I had *awesome* conversations again this week. I greatly enjoyed meeting Jennifer Dodd, Jamie McQuay, and Hartwell Fong at Farcoast last Wednesday. We talked about so much: science outreach, Second Life, quantum computing... Then there's yesterday's conversation with Ian Irving about tech evangelism and consulting. This is amazing stuff. I want more people to enjoy these great conversations! =)

I've been getting ready for my job at IBM, which starts on Monday. I checked the public transit route to 3600 Steeles, and Stephen Perelgut is right: it's not complicated. I'm getting used to wearing grownup clothes, too! ;) Yesterday, W- complimented my pairing of a gray cashmere turtleneck with a gray dress. I'm finding myself drawn to neutral bases (white and gray for the most part, with a bit of black), and I'm now looking for a few accessories to add color and whats-it.

I made more progress on my book. I spent some time learning how to use Org, and feel comfortable enough with it to write the section on planning my day. I think I understand it now. I'm also comfortable with planner-appt, and I'm going to recommend that over the little hack I put together before.

This has also been a great week for exercise. I went to trapeze classes twice thanks to W-'s encouragement, and have successfully been able to hook my knees over the bar or hold my legs extended over my head without assistance. Whee!

My goals for next week are:

  • Finish the raw text for the first chapter in my book.
  • Get on board smoothly: find out my manager's expectations, help him figure out a great way to use and develop me, finish the onboarding paperwork, and set up direct deposit
  • Make it smoothly onto the bar in trapeze classes
  • Attend the Toronto Public Library board meeting to see if I'll make it my primary charity this year
  • Contact the U of T Career Centre; also, see if I can access the contact directory
  • Connect with Mohan and see what I can do to help, or what holes there are in my Web 2.0 network
  • And if there's time, I want to figure out how to blog using Org, too.

On Technorati:

Random Emacs symbol: backward-delete-char - Command: Delete the previous N characters (following if N is negative).

6. LEGO: 22:03

I had a lot of fun at the rtlToronto LEGO contest today. All these grown-ups (and one kid) had built robots that could swing from two ropes suspended from a beam. The banter and the stories were hilarious. Most robots were built around the same concept: motors and gears swung a weight back and forth, similar to the way children swing their legs in order to amplify their motion.

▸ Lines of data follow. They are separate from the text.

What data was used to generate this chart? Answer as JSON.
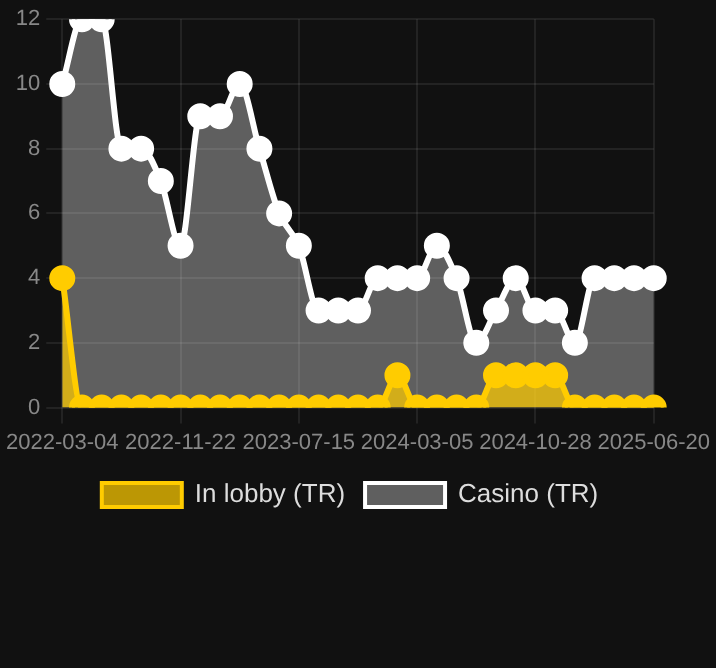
{
  "chart_data": {
    "type": "area",
    "categories": [
      "2022-03-04",
      null,
      null,
      null,
      null,
      null,
      "2022-11-22",
      null,
      null,
      null,
      null,
      null,
      "2023-07-15",
      null,
      null,
      null,
      null,
      null,
      "2024-03-05",
      null,
      null,
      null,
      null,
      null,
      "2024-10-28",
      null,
      null,
      null,
      null,
      null,
      "2025-06-20"
    ],
    "series": [
      {
        "name": "In lobby (TR)",
        "color": "#ffcc00",
        "values": [
          4,
          0,
          0,
          0,
          0,
          0,
          0,
          0,
          0,
          0,
          0,
          0,
          0,
          0,
          0,
          0,
          0,
          1,
          0,
          0,
          0,
          0,
          1,
          1,
          1,
          1,
          0,
          0,
          0,
          0,
          0
        ]
      },
      {
        "name": "Casino (TR)",
        "color": "#ffffff",
        "values": [
          10,
          12,
          12,
          8,
          8,
          7,
          5,
          9,
          9,
          10,
          8,
          6,
          5,
          3,
          3,
          3,
          4,
          4,
          4,
          5,
          4,
          2,
          3,
          4,
          3,
          3,
          2,
          4,
          4,
          4,
          4
        ]
      }
    ],
    "ylim": [
      0,
      12
    ],
    "yticks": [
      0,
      2,
      4,
      6,
      8,
      10,
      12
    ],
    "grid": true,
    "legend": "bottom",
    "marker": "circle"
  }
}
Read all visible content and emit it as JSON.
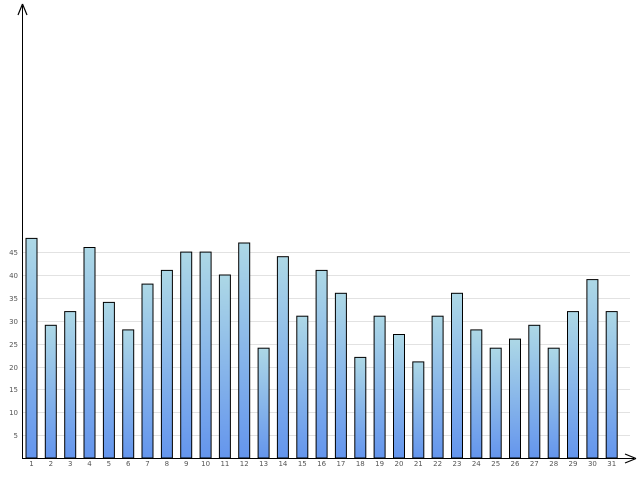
{
  "chart_data": {
    "type": "bar",
    "categories": [
      "1",
      "2",
      "3",
      "4",
      "5",
      "6",
      "7",
      "8",
      "9",
      "10",
      "11",
      "12",
      "13",
      "14",
      "15",
      "16",
      "17",
      "18",
      "19",
      "20",
      "21",
      "22",
      "23",
      "24",
      "25",
      "26",
      "27",
      "28",
      "29",
      "30",
      "31"
    ],
    "values": [
      48,
      29,
      32,
      46,
      34,
      28,
      38,
      41,
      45,
      45,
      40,
      47,
      24,
      44,
      31,
      41,
      36,
      22,
      31,
      27,
      21,
      31,
      36,
      28,
      24,
      26,
      29,
      24,
      32,
      39,
      32
    ],
    "title": "",
    "xlabel": "",
    "ylabel": "",
    "ylim": [
      0,
      50
    ],
    "yticks": [
      5,
      10,
      15,
      20,
      25,
      30,
      35,
      40,
      45
    ],
    "ytick_labels": [
      "5",
      "10",
      "15",
      "20",
      "25",
      "30",
      "35",
      "40",
      "45"
    ],
    "grid": "horizontal",
    "legend": "none",
    "colors": {
      "bar_top": "#add8e6",
      "bar_bottom": "#6495ed",
      "bar_stroke": "#000000",
      "grid": "#e2e2e2",
      "axis": "#000000"
    }
  }
}
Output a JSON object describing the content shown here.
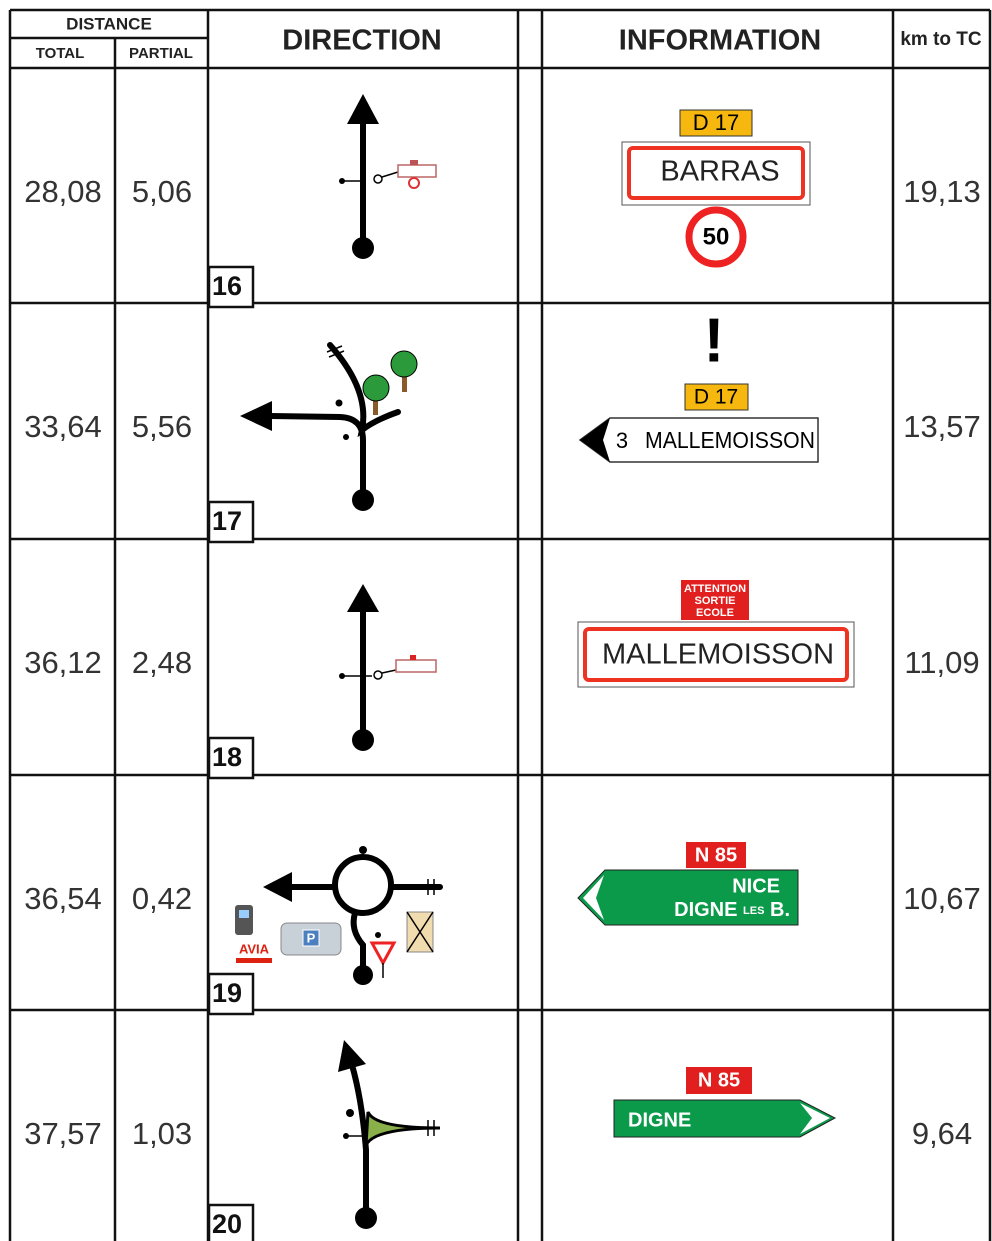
{
  "header": {
    "distance": "DISTANCE",
    "total": "TOTAL",
    "partial": "PARTIAL",
    "direction": "DIRECTION",
    "information": "INFORMATION",
    "km_to_tc": "km to TC"
  },
  "rows": [
    {
      "total": "28,08",
      "partial": "5,06",
      "step": "16",
      "info": [
        "D 17",
        "BARRAS",
        "50"
      ],
      "km_to_tc": "19,13"
    },
    {
      "total": "33,64",
      "partial": "5,56",
      "step": "17",
      "info": [
        "!",
        "D 17",
        "3",
        "MALLEMOISSON"
      ],
      "km_to_tc": "13,57"
    },
    {
      "total": "36,12",
      "partial": "2,48",
      "step": "18",
      "info": [
        "ATTENTION",
        "SORTIE",
        "ECOLE",
        "MALLEMOISSON"
      ],
      "km_to_tc": "11,09"
    },
    {
      "total": "36,54",
      "partial": "0,42",
      "step": "19",
      "icons": [
        "AVIA",
        "P"
      ],
      "info": [
        "N 85",
        "NICE",
        "DIGNE",
        "LES",
        "B."
      ],
      "km_to_tc": "10,67"
    },
    {
      "total": "37,57",
      "partial": "1,03",
      "step": "20",
      "info": [
        "N 85",
        "DIGNE"
      ],
      "km_to_tc": "9,64"
    }
  ]
}
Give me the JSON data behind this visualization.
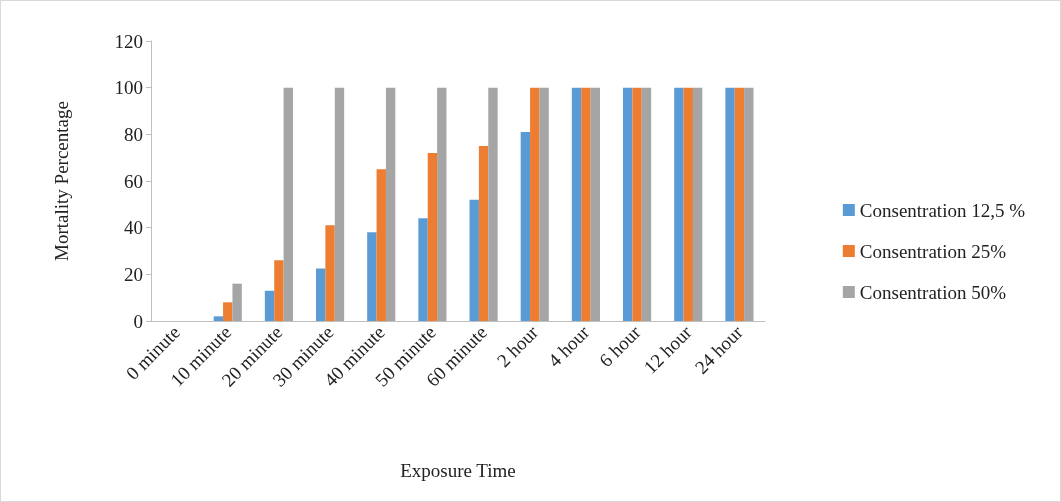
{
  "chart_data": {
    "type": "bar",
    "xlabel": "Exposure Time",
    "ylabel": "Mortality Percentage",
    "categories": [
      "0 minute",
      "10 minute",
      "20 minute",
      "30 minute",
      "40 minute",
      "50 minute",
      "60 minute",
      "2 hour",
      "4 hour",
      "6 hour",
      "12 hour",
      "24 hour"
    ],
    "series": [
      {
        "name": "Consentration 12,5 %",
        "color": "#5b9bd5",
        "values": [
          0,
          2,
          13,
          22.5,
          38,
          44,
          52,
          81,
          100,
          100,
          100,
          100
        ]
      },
      {
        "name": "Consentration 25%",
        "color": "#ed7d31",
        "values": [
          0,
          8,
          26,
          41,
          65,
          72,
          75,
          100,
          100,
          100,
          100,
          100
        ]
      },
      {
        "name": "Consentration 50%",
        "color": "#a5a5a5",
        "values": [
          0,
          16,
          100,
          100,
          100,
          100,
          100,
          100,
          100,
          100,
          100,
          100
        ]
      }
    ],
    "ylim": [
      0,
      120
    ],
    "yticks": [
      0,
      20,
      40,
      60,
      80,
      100,
      120
    ],
    "grid": false,
    "legend": "right"
  }
}
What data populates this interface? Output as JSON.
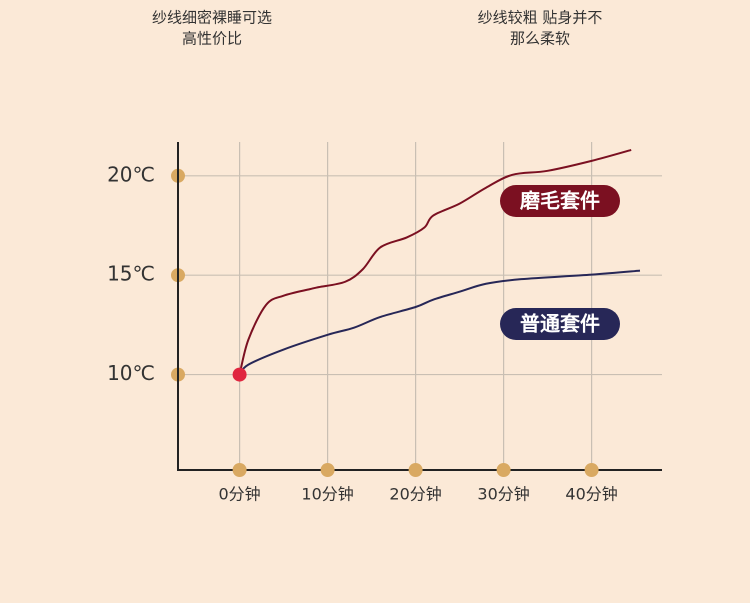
{
  "chart_data": {
    "type": "line",
    "annotations": [
      {
        "lines": [
          "纱线细密裸睡可选",
          "高性价比"
        ]
      },
      {
        "lines": [
          "纱线较粗 贴身并不",
          "那么柔软"
        ]
      }
    ],
    "series": [
      {
        "name": "磨毛套件",
        "color": "#7b1021",
        "x": [
          0,
          1,
          3,
          5,
          8,
          9,
          12,
          14,
          16,
          19,
          21,
          22,
          25,
          28,
          31,
          35,
          40,
          44.5
        ],
        "values": [
          10,
          11.76,
          13.5,
          13.97,
          14.3,
          14.4,
          14.67,
          15.3,
          16.4,
          16.9,
          17.4,
          18.0,
          18.6,
          19.4,
          20.05,
          20.25,
          20.75,
          21.3
        ]
      },
      {
        "name": "普通套件",
        "color": "#272757",
        "x": [
          0,
          1,
          5,
          10,
          13,
          16,
          20,
          22,
          25,
          28,
          32,
          40,
          45.5
        ],
        "values": [
          10,
          10.5,
          11.26,
          12.0,
          12.36,
          12.9,
          13.4,
          13.77,
          14.17,
          14.57,
          14.8,
          15.03,
          15.23
        ]
      }
    ],
    "xlim": [
      -7,
      48
    ],
    "ylim": [
      5.2,
      21.7
    ],
    "xticks": [
      {
        "value": 0,
        "label": "0分钟"
      },
      {
        "value": 10,
        "label": "10分钟"
      },
      {
        "value": 20,
        "label": "20分钟"
      },
      {
        "value": 30,
        "label": "30分钟"
      },
      {
        "value": 40,
        "label": "40分钟"
      }
    ],
    "yticks": [
      {
        "value": 10,
        "label": "10℃"
      },
      {
        "value": 15,
        "label": "15℃"
      },
      {
        "value": 20,
        "label": "20℃"
      }
    ],
    "grid": true
  }
}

What made it even more fun was that I had suggested the swing challenge to Wayne when he was brainstorming an idea for the LEGO Challenge, so it was great seeing all these people make a crazy idea of mine happen. <grin>

One of the club members told me that when the idea was raised over an rtlToronto dinner, people laughed and said that it was going to be so easy. Then a week before the contest, people started panicking. Trips to the playground, physics tutorials on the Net, and sheer trial and error helped these LEGO fans learn more about pendulums than they did in high school. Just goes to show you that some things that kids can do aren't that easy!

Good stuff.

Random Emacs symbol: term-input-ring-file-name - Variable: *If non-nil, name of the file to read/write input history.